Wikipedia talk:WikiProject U.S. Roads/Redirects/Texas/Farm to Market and Ranch to Market Roads

Writing a script

edit

I could probably write a script to check each of them remove the ones that aren't listed. Options for automatic removal might include <!-- commenting them out -->, striking them out, or moving them to a separate section or page to be manually examined, just in case they are false negatives. — Apr. 25, '06 [12:53] <freakofnurxture|talk>

Script

edit

I wrote a script to validate this list by checking TxDOT. Because I don't expect to continue maintaing this page, here is the perl script if anyone wants to re-check in the future.--Svgalbertian (talk) 17:58, 19 October 2010 (UTC)Reply

#!/usr/bin/perl
use strict;
use LWP::Simple;
use LWP::UserAgent;
use HTTP::Request;
use HTTP::Response;

# Highway record URLs
my %roadURL = (
        'FM' => 'http://www.dot.state.tx.us/tpp/hwy/fm%subdir%/fm%route%.htm',
        'RM' => 'http://www.dot.state.tx.us/tpp/hwy/rm/rm%route%.htm',
        'UR' => 'http://www.dot.state.tx.us/tpp/hwy/ur/ur%route%.htm',
);

# Output files
open ( TXTFILE, ">wikitext.txt" ) || die ("you die now!");

# Cycle through all the road pages
for (my $i = 1; $i < 4000; $i++) {

 my %title = ();
 my $subdir = '';

 if ($i >= 500) {
   use integer;
   $subdir = sprintf("%04d", ($i / 500) * 500);
 }

 # Grab all the highway records from the internet
 my $paddednum = sprintf("%04d", $i);

 foreach my $routetype (keys (%roadURL)) {
   my $URL = $roadURL{$routetype};

   (my $currenturl = $URL) =~s/\%route\%/$paddednum/g;
   $currenturl =~s/\%subdir\%/$subdir/g;
   my $contents = &getPage($currenturl);

   $contents =~ m/<title>(.*?)<\/title>/;
   $title{$routetype} = $1;
 }

 # Does the FM route exist?

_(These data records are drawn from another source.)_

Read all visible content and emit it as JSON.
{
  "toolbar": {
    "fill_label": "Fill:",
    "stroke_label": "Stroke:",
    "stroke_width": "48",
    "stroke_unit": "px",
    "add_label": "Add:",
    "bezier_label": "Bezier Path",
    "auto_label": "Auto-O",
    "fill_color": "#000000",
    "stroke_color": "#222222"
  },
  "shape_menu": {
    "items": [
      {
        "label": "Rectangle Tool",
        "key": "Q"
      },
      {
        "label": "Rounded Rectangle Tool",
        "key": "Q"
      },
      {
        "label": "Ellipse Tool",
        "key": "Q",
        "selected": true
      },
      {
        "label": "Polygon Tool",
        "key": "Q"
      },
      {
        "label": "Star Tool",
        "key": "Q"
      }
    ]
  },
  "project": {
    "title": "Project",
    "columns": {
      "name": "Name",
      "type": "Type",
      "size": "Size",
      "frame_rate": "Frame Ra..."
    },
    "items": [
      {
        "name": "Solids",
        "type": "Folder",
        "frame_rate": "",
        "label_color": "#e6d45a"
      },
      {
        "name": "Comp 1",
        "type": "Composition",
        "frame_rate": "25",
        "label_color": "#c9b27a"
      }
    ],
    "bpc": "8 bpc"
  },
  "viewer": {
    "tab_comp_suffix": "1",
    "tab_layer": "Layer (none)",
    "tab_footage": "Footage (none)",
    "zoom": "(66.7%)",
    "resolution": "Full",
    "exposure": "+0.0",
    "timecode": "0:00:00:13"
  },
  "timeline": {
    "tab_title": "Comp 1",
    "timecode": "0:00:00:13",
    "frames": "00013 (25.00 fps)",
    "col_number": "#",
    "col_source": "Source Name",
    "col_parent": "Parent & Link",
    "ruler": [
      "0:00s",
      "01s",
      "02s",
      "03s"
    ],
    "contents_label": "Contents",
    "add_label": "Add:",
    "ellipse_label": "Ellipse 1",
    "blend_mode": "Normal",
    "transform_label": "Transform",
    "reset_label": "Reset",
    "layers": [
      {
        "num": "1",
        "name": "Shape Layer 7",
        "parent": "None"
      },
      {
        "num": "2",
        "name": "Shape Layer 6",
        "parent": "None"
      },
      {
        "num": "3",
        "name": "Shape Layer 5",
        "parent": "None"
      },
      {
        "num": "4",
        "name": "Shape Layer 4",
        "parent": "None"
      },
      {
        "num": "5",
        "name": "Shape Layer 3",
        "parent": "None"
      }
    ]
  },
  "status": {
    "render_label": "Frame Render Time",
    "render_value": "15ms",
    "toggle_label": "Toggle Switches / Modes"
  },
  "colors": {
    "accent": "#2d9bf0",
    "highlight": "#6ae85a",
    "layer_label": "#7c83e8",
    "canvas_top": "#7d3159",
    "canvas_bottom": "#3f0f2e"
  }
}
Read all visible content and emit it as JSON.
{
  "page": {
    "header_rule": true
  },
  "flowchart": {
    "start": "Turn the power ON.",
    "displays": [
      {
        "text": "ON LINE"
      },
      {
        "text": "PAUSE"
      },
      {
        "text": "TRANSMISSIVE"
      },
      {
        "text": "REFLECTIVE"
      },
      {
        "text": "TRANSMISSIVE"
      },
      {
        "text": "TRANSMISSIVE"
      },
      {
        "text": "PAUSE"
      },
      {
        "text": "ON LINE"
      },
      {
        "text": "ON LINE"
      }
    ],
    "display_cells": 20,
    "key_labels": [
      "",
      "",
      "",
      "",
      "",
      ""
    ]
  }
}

If so is it also an UR?
 if($title{'FM'} !~ m/Page Not Found/) {
  if($title{'UR'} =~ m/Page Not Found/) {
	print "*{{txfm|$i}}\n";
        print TXTFILE "*{{txfm|$i}}\n";
  }
  else {
	print "*{{txfm|$i|u}}\n";
        print TXTFILE "*{{txfm|$i|u}}\n";
  }   	
 }

 # Does the RM route exist? If so is it also an UR?
 if($title{'RM'} !~ m/Page Not Found/) {
  if($title{'UR'} =~ m/Page Not Found/) {
	print "*{{txrm|$i}}\n";
        print TXTFILE "*{{txrm|$i}}\n";
  }
  else {
	print "*{{txrm|$i|u}}\n";
        print TXTFILE "*{{txrm|$i|u}}\n";
  }   	
 }
}

# Close the files
close (TXTFILE);

use strict;
sub getPage {
  # Function to get a webpage
  my($currenturl) = @_;
  my $contents;

  my $browser = LWP::UserAgent->new();
  $browser->timeout(10);

  my $request = HTTP::Request->new(GET => $currenturl);
  my $response = $browser->request($request);

  $contents = $response->content();

  return $contents;
}